Kisah Kiai As'ad Muda Tampar Wahabi

 
Kisah Kiai As'ad Muda Tampar Wahabi
Sumber Gambar: Kiai As'ad Muda (foto istimewa)

Laduni.ID, Jakarta - Dulu di daerah Pamekasan Madura, tempat leluhur Kiai As’ad ada seorang ustadz. Ustadz baru tersebut menjadi sorotan banyak mata karena ia kerap menyalahkan tradisi dan prilaku keagamaan masyarakat Madura, seperti tahlilan, maulidan, ziarah kubur dan lain sebagainya.

Sebenarnya ada beberapa tokoh yang sudah memberi counter jawaban, akan tetapi secara tampilan ustadz muda itu lebih menyakinkan di hadapan orang awam. Dakwahnya yang terus menyalahkan ritual keagamaan masyarakat Madura berjalan tanpa kendala sedikitpun.

Akhirnya, banyak masyarakat mengadukan hal itu kepada Kiai As’ad Muda. Masyarakat meminta Kiai As’ad untuk menghentikan dakwah ustadz muda, Kiai As’ad pun berkenan untuk dipertemukan dengan sang ustadz untuk “debat” terbuka.
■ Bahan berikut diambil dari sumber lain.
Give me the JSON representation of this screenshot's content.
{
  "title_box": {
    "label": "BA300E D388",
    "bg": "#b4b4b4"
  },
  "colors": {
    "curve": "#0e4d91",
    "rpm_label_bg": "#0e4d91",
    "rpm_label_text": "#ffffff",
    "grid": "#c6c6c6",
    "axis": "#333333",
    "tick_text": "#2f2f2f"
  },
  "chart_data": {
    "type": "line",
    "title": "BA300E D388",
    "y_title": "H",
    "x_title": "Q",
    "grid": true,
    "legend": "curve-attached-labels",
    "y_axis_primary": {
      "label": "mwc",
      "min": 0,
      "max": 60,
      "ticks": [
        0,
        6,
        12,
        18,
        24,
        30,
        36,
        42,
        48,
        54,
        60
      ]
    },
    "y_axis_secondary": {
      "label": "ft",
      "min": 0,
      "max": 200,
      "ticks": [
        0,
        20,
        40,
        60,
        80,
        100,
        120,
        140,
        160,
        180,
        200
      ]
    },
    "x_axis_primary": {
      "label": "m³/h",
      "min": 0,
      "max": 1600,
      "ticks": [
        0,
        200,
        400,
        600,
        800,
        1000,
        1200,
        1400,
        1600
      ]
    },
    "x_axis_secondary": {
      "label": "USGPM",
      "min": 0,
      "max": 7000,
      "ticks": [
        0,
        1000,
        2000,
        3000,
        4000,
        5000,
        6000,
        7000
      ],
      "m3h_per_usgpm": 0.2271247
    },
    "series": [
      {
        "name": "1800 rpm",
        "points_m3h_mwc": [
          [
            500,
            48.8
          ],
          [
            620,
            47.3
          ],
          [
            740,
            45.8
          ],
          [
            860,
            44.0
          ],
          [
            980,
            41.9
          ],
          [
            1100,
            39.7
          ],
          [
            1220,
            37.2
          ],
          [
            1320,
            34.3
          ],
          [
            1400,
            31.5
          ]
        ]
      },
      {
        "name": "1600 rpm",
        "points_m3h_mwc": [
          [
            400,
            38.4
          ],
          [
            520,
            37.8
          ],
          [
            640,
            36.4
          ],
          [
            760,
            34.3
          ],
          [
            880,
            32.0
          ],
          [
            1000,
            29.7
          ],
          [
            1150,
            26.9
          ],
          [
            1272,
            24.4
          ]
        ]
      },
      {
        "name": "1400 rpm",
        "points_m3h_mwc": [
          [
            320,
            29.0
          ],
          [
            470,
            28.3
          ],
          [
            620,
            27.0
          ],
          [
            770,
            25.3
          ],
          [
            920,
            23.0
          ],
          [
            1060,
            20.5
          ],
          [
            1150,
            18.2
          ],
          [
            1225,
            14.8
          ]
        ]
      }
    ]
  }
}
Info “debat terbuka” antara Kiai As’ad muda dan ustadz beredar dengan cepat. Orang-orang penuh antusias hendak melihat momen bersejarah itu. Hingga waktu yang dijadwalkan tiba, masyarakat berbondong-bondong membawa lampu petromak ke sebuah Mesjid. Jam sudah sekian larut, seisi masjid sudah dipenuhi banyak orang. Hanya saja, Kiai As’ad, sosok yang dielu-elukan tak kunjung datang. Publik cukup was-was.

Suasana hening berubah menjadi gegap gempita ketika sosok Kiai As’ad muda muncul di pintu utama. Setiap derap langkahnya terus menjadi perhatian banyak pasang mata. Ketika sudah di depan sang ustadz, tanpa salam, tanpa basa-basi, Kiai As’ad langsung bertanya dengan nada yang keras,

“Arapa oreng amolod mak esalaaki? Arapa oreng atahlil mak esalaaki? Been sapa?”

bahasa Madura terjemahnya, “Kenapa orang bermaulid disalahkan?, kenapa orang bertahlil disalahkan? Kamu siapa?”

Kiai As’ad mengucapkan itu sembari menampar ustadz tersebut. Dan diikuti dengan ucapan maaf sang ustadz dan berjan untuk mengikuti Kiai As’ad.

Kisah tersebut menunjukkan karamah, kharisma  dan kesaktian Kiai As’ad. Kiai As’ad mampu membuat orang diam tanpa kata, terpengaruh dengan kharisma yang dimilikinya.

Kata Kiai Muhyidin , “ini tidak untuk ditiru, karena tak sembarang orang bisa melakukannya”.


Sumber: KH Muhyiddin Abd. Shomad, pengasuh Pesantren Nurul Islam, Rais Syuriyah PCNU Jember.